The more they tell us not to worry, the more we should worry.

   Experts are becoming increasingly uncomfortable with the Diebold Elections Systems machines and the opening they reportedly present to any semi-skilled hacker with a little spare time and a charge account at Radio Shack.

   Pennsylvania and California have ordered fixes. Wisconsin is having second thoughts. The Maryland Assembly voted to ban the machines, only to have their Senate kill the bill.

   But in Utah, where we are spending $27 million to adopt the touch-screen voting system statewide, the only official to express any concern is now an ex-official. Those still running our elections, all the way up to Lt. Gov. Gary Herbert, insist that none of us need worry our pretty little heads about it and the June 27 primaries should go off without a hitch.

   Frankly, it would be a lot more comforting if our officials were eager to be seen as solving the problem instead of denying that there is one. Because, according to some very heavily credentialed experts, there is one.

   Top tech-heads from Finland to Stanford have taken a look at the Diebold system, particularly the biopsy allowed recently by then-Emery County Clerk Bruce Funk, and pronounced the Diebold system stunningly vulnerable to sabotage. The picture they draw is of a system that has taken some pains to lock the front door while removing the back door altogether.

   Even more disconcerting than the attacks on the Diebold operation has been the absurd defense mounted by the company itself. The corporate attitude is basically that the system is only vulnerable to people who are crooked.
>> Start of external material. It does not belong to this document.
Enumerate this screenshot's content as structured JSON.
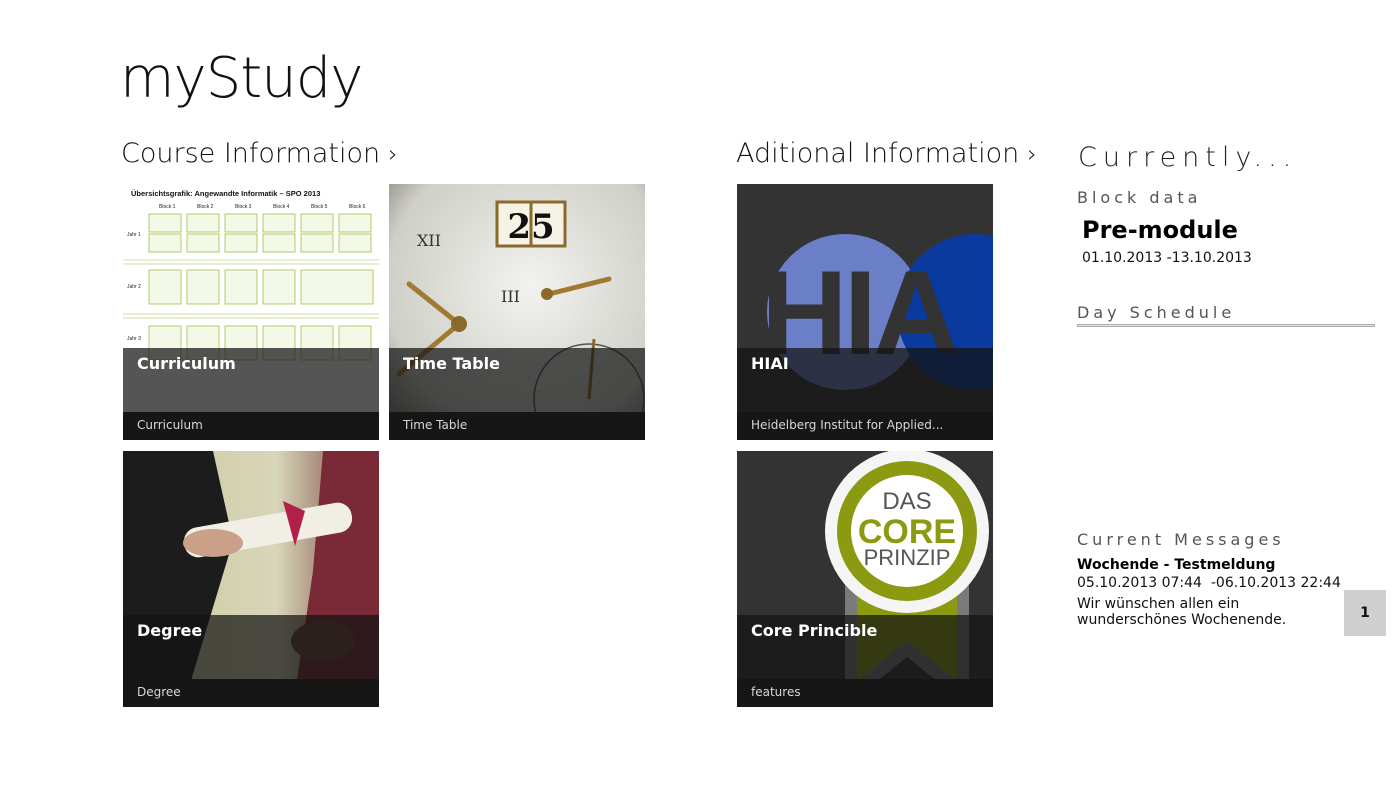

   That is like saying that you need not lock your doors, take your car keys or call your children in after dark unless you are paranoid enough to think that there are any would-be criminals out there.

   Emery County's Funk, who resigned in a rage when no one would take his concerns seriously, is in court trying to withdraw his resignation and get back to his job of securing the democratic process. County commissioners, who hastily accepted that resignation and changed the locks on the door, are among those clinging desperately to Diebold's Panglossian reassurances.

   We need more than Diebold's word for this. And we need it now.